Consider these accessibility facts:
- The 1996 Chartbook on Disability in the United States estimates that “19.4% of non-institutionalized civilians in the United States, totalling 48.9 million people, have a disability. Almost half of these people (an estimated 24.1 million people) can be considered to have a severe disability.”
Source: LaPlante, 1995
- “Approximately eight percent of web users have a disability.
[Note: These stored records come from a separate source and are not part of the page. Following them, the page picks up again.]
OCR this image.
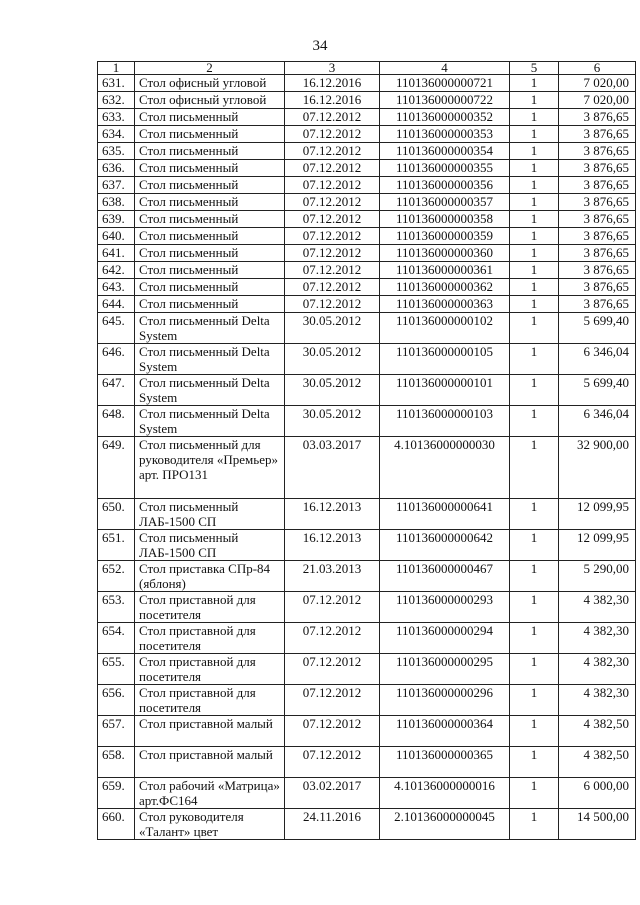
34
1	2	3	4	5	6
631.	Стол офисный угловой	16.12.2016	110136000000721	1	7 020,00
632.	Стол офисный угловой	16.12.2016	110136000000722	1	7 020,00
633.	Стол письменный	07.12.2012	110136000000352	1	3 876,65
634.	Стол письменный	07.12.2012	110136000000353	1	3 876,65
635.	Стол письменный	07.12.2012	110136000000354	1	3 876,65
636.	Стол письменный	07.12.2012	110136000000355	1	3 876,65
637.	Стол письменный	07.12.2012	110136000000356	1	3 876,65
638.	Стол письменный	07.12.2012	110136000000357	1	3 876,65
639.	Стол письменный	07.12.2012	110136000000358	1	3 876,65
640.	Стол письменный	07.12.2012	110136000000359	1	3 876,65
641.	Стол письменный	07.12.2012	110136000000360	1	3 876,65
642.	Стол письменный	07.12.2012	110136000000361	1	3 876,65
643.	Стол письменный	07.12.2012	110136000000362	1	3 876,65
644.	Стол письменный	07.12.2012	110136000000363	1	3 876,65
645.	Стол письменный Delta System	30.05.2012	110136000000102	1	5 699,40
646.	Стол письменный Delta System	30.05.2012	110136000000105	1	6 346,04
647.	Стол письменный Delta System	30.05.2012	110136000000101	1	5 699,40
648.	Стол письменный Delta System	30.05.2012	110136000000103	1	6 346,04
649.	Стол письменный для руководителя «Премьер» арт. ПРО131	03.03.2017	4.10136000000030	1	32 900,00
650.	Стол письменный ЛАБ-1500 СП	16.12.2013	110136000000641	1	12 099,95
651.	Стол письменный ЛАБ-1500 СП	16.12.2013	110136000000642	1	12 099,95
652.	Стол приставка СПр-84 (яблоня)	21.03.2013	110136000000467	1	5 290,00
653.	Стол приставной для посетителя	07.12.2012	110136000000293	1	4 382,30
654.	Стол приставной для посетителя	07.12.2012	110136000000294	1	4 382,30
655.	Стол приставной для посетителя	07.12.2012	110136000000295	1	4 382,30
656.	Стол приставной для посетителя	07.12.2012	110136000000296	1	4 382,30
657.	Стол приставной малый	07.12.2012	110136000000364	1	4 382,50
658.	Стол приставной малый	07.12.2012	110136000000365	1	4 382,50
659.	Стол рабочий «Матрица» арт.ФС164	03.02.2017	4.10136000000016	1	6 000,00
660.	Стол руководителя «Талант» цвет	24.11.2016	2.10136000000045	1	14 500,00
Nearly half of those users are blind or visually impaired.”
Source: Georgia Tech’s GVU WWW Survey (April 1998)
- Section 504 of the 1973 Rehabilitation Act and the 1990 Americans with Disabilities Act state that “No otherwise qualified individual with a disability shall, solely by reason of his/her disability, be excluded from the participation in, be denied the benefits of, or be subjected to discrimination under any program or activity of a public entity.”
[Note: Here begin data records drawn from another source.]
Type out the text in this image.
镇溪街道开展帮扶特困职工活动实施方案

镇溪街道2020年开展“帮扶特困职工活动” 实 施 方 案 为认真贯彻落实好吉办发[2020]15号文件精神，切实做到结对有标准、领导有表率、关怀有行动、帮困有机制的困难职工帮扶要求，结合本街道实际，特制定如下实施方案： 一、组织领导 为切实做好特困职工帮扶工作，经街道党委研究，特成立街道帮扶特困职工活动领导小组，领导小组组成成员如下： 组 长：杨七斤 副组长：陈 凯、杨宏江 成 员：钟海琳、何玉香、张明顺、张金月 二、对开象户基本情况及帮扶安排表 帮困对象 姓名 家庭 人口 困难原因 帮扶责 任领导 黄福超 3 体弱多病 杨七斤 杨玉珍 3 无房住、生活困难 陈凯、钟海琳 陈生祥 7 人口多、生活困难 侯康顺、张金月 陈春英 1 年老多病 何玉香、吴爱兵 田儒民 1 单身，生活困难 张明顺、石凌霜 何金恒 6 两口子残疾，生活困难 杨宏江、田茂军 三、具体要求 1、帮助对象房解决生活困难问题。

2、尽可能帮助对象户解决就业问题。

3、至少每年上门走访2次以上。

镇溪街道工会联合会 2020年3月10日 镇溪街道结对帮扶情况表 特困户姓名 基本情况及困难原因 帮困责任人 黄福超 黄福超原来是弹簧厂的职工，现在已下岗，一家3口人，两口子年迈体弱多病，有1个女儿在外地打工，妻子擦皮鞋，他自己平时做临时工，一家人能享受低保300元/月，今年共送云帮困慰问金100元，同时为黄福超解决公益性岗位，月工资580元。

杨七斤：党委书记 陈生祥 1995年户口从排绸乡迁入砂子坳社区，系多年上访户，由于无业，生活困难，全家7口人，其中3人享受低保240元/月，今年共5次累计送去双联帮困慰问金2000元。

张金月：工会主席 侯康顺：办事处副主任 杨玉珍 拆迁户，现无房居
- Section 508 (Information Technology and People with Disabilities) amendment to the Workforce Investment Act of 1998 “requires that Federal agencies’ electronic and information technology is accessible to people with disabilities, including employees and members of the public.” This change was originally projected for August 7, 2000.
Source: Americans with Disabilities Act
These facts are extremely important as they demonstrate that good accessibility can be reinforced by the law. Therefore, considering the accessibility of your site to those with disabilities is not only a wise business decision, it’s a wise moral and legal choice too.